The production SourceElement : FunctionDeclaration is evaluated as follows:
- Return (normal, empty, empty).
The awnser is officially NO. (Šime Vidas convinced me the hard way in another question)
But no Exception is specified either so it fails or works silently depending on browser implementations.
In the ECMAScript standard, a FunctionDeclaration is not defined as a Statement, and a Statement is not defined as being able to contain a FunctionDeclaration, so they are not compatible according to the standard (though in practice every JavaScript interpreter will attempt to do something sensible, albeit not consistent between implementations).
Yes it is valid.
All statement blocks (i.e everything within curly braces) can have additional statements and declarations, including functions.

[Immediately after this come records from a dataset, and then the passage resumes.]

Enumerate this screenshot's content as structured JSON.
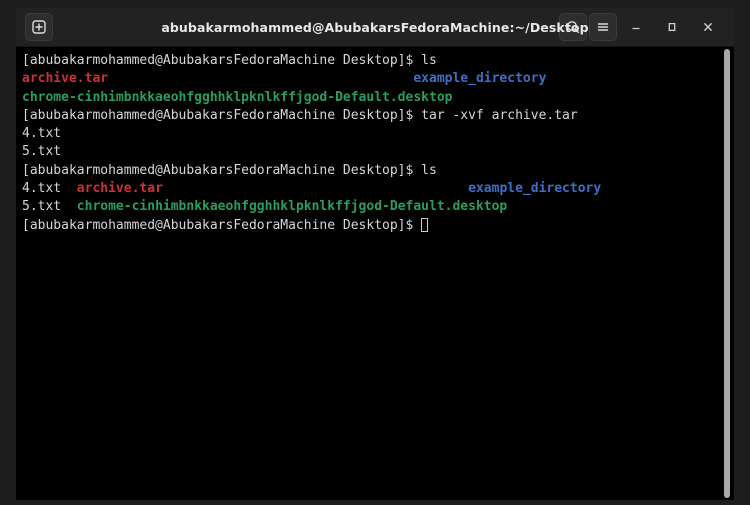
{
  "window": {
    "title": "abubakarmohammed@AbubakarsFedoraMachine:~/Desktop",
    "new_tab_label": "+",
    "search_label": "Search",
    "menu_label": "Menu",
    "minimize_label": "Minimize",
    "maximize_label": "Maximize",
    "close_label": "Close"
  },
  "colors": {
    "background": "#1d1d1d",
    "titlebar": "#222222",
    "terminal_bg": "#000000",
    "text": "#d6d6d6",
    "red": "#cc3232",
    "green": "#2a9d5c",
    "blue": "#3f6fc4",
    "scrollbar_thumb": "#a8a8a8"
  },
  "terminal": {
    "prompt": "[abubakarmohammed@AbubakarsFedoraMachine Desktop]$ ",
    "cursor": "block-outline",
    "lines": [
      {
        "type": "prompt",
        "segments": [
          {
            "text": "[abubakarmohammed@AbubakarsFedoraMachine Desktop]$ ",
            "color": "default"
          },
          {
            "text": "ls",
            "color": "default"
          }
        ]
      },
      {
        "type": "output",
        "segments": [
          {
            "text": "archive.tar",
            "color": "red"
          },
          {
            "text": "                                       ",
            "color": "default"
          },
          {
            "text": "example_directory",
            "color": "blue"
          }
        ]
      },
      {
        "type": "output",
        "segments": [
          {
            "text": "chrome-cinhimbnkkaeohfgghhklpknlkffjgod-Default.desktop",
            "color": "green"
          }
        ]
      },
      {
        "type": "prompt",
        "segments": [
          {
            "text": "[abubakarmohammed@AbubakarsFedoraMachine Desktop]$ ",
            "color": "default"
          },
          {
            "text": "tar -xvf archive.tar",
            "color": "default"
          }
        ]
      },
      {
        "type": "output",
        "segments": [
          {
            "text": "4.txt",
            "color": "default"
          }
        ]
      },
      {
        "type": "output",
        "segments": [
          {
            "text": "5.txt",
            "color": "default"
          }
        ]
      },
      {
        "type": "prompt",
        "segments": [
          {
            "text": "[abubakarmohammed@AbubakarsFedoraMachine Desktop]$ ",
            "color": "default"
          },
          {
            "text": "ls",
            "color": "default"
          }
        ]
      },
      {
        "type": "output",
        "segments": [
          {
            "text": "4.txt  ",
            "color": "default"
          },
          {
            "text": "archive.tar",
            "color": "red"
          },
          {
            "text": "                                       ",
            "color": "default"
          },
          {
            "text": "example_directory",
            "color": "blue"
          }
        ]
      },
      {
        "type": "output",
        "segments": [
          {
            "text": "5.txt  ",
            "color": "default"
          },
          {
            "text": "chrome-cinhimbnkkaeohfgghhklpknlkffjgod-Default.desktop",
            "color": "green"
          }
        ]
      },
      {
        "type": "prompt-cursor",
        "segments": [
          {
            "text": "[abubakarmohammed@AbubakarsFedoraMachine Desktop]$ ",
            "color": "default"
          }
        ]
      }
    ]
  }
}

So you can also define functions within functions and so on
Here is ECMA-262 v1 - http://www.mozilla.org/js/language/E262.pdf
No, it's invalid. Function declarations can only appear as "source elements", which are either in the global scope or immediately within another function definition, outside all other statements. From the ECMA-262 spec:
FunctionBody : SourceElements
Program : SourceElements
SourceElement : Statement | FunctionDeclaration
There is no other production in the grammar that allows a FunctionDeclaration.
Only function expressions are allowed to be part of a statement:
MemberExpression : FunctionExpression
...
Statement : ExpressionStatement
Edit: There was a related discussion on another question recently. See the comments on this answer - earlier, I too thought that this could be valid but the grammar makes it clear that it is invalid.